An internal case study from the Prime Video team at Amazon revealed that moving from a microservices architecture to a monolith reduced their infrastructure cost by over 90 %. The requirement was for a monitoring tool to identify quality issues in “every stream viewed by customers” and therefore needed to be highly scalable, as there are “thousands of concurrent streams”. The team initially created a solution with distributed components orchestrated by AWS Step Functions, a serverless orchestration service based on state machines and tasks. However, it turned out that Step Functions was a bottleneck.

Recently Amazon made headlines by announcing their shift back to monolithic architecture after years of advocating for and practicing microservices. This move sparked considerable debate and raised questions about the suitability of both architectural patterns. The team realized that the distributed approach wasn’t bringing many benefits in their specific use case. So, they decided to re-architect the system into a monolith. The core logic of their media converter and defect detector microservices was sound. So conceptually, their high-level architecture was able to remain the same.

Netflix: Turning disaster into an opportunity for change

Netflix’s decision to switch from a monolithic to a microservices architecture was a strategic move with major improvement. As Netflix’s user base grew rapidly, the need for a system that could scale horizontally became apparent. The monolithic architecture was becoming a bottleneck, unable to handle the increasing traffic and organizational development needs.

In August 2008, Netflix experienced a major outage due to a single mistake that caused massive data corruption, leading to several days of downtime. This incident highlighted the vulnerabilities of a monolithic architecture and the need for a more resilient system.

To eliminate single points of failure and enable horizontal scalability, Netflix decided to migrate to Amazon Web Services (AWS), a public cloud platform. This move was part of a broader strategy to re-architect their systems for the cloud.
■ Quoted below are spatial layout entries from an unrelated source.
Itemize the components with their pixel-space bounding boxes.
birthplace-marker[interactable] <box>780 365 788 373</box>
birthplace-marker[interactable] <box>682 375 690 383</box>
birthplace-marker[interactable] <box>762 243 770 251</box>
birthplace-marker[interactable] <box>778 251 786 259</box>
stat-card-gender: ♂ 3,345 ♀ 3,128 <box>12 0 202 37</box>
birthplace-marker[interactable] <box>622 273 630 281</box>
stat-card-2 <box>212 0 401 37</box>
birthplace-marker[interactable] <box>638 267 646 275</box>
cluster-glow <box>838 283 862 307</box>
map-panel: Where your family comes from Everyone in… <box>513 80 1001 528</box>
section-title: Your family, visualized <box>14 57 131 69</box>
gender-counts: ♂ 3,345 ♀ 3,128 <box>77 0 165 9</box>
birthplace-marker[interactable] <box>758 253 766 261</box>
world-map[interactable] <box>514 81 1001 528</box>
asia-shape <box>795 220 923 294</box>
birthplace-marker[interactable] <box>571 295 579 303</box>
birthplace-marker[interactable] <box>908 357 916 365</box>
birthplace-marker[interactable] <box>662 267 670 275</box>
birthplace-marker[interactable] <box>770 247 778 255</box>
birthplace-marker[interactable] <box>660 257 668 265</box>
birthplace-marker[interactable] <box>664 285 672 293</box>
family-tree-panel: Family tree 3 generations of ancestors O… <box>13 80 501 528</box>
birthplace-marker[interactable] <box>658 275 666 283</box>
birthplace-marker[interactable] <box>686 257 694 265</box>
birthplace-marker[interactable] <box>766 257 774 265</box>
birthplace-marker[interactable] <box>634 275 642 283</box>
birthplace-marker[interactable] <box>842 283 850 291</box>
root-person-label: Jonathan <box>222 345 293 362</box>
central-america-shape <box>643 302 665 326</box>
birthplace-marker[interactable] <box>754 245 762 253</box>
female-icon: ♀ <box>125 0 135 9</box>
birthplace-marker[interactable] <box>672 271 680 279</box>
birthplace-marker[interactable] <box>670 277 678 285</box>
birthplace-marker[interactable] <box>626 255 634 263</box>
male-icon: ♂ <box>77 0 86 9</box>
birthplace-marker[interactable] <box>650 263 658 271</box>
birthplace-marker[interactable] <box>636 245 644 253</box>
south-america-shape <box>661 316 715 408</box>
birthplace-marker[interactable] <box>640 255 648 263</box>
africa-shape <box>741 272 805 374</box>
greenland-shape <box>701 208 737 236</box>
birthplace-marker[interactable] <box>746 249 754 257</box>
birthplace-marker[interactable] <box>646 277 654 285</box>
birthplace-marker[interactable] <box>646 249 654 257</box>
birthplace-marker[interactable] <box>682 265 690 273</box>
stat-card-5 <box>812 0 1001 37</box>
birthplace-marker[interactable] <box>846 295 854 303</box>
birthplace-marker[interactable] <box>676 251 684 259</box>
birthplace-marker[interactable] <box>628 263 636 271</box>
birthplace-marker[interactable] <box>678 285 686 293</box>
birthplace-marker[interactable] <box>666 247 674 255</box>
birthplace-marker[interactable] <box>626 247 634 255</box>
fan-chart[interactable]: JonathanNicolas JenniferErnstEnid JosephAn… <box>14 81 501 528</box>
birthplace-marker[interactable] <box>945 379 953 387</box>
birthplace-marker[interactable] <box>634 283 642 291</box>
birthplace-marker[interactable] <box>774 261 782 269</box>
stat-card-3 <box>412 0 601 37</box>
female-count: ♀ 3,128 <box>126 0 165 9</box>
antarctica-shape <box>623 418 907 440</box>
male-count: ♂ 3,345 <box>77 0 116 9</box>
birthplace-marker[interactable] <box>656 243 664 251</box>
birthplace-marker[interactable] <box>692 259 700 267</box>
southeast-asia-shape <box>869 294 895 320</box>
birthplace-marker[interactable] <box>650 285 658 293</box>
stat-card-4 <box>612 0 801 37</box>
By transitioning to a microservices architecture allowed Netflix to include many small teams responsible for the end-to-end development, each handling at least one microservice among hundreds already up-and-running on the platform.

Best practices for combining microservices and monolithic architectures

Navigating the complexities of software architecture is no small feat, especially when considering the integration of microservices and monoliths. However, when executed thoughtfully, this hybrid approach can yield significant benefits, marrying the scalability of microservices with the efficiency of monoliths.

Ensure compatibility between microservices and monolithic architectures

First and foremost, the microservices and monoliths within architectures must be designed to work in harmony. This involves establishing clear interfaces and communication protocols. Without this foundational compatibility, the system risks becoming a tangled web of mismatched components, leading to inefficiencies and potential points of failure.

Manage complexity

While the hybrid approach offers numerous advantages, it also introduces an additional layer of complexity. Therefore, it’s essential to have a holistic understanding of the systems. Know how each component, whether it’s a microservice or part of the monolith, fits into the larger ecosystem. A well-documented architecture can serve as a roadmap, aiding in both development and troubleshooting.

Monitor and test

Given that combining architectural styles introduces new variables and potential points of failure, rigorous monitoring and testing are imperative. Employ monitoring tools that can provide real-time analytics and alerts. Additionally, implement comprehensive testing strategies that cover unit, integration, and end-to-end tests to ensure the system’s reliability and performance.

Final thoughts 

Selecting between microservices and monolithic architectures is not a one-size-fits-all decision. Both architectural style comes with its own set of trade-offs, a thoughtful, well-informed choice that yields significant benefits in different cases. These range from cost savings and operational efficiency to enhanced customer experience. Ultimately, the goal is to align architectural strategy with business objectives, thereby maximizing both technological and operational effectiveness.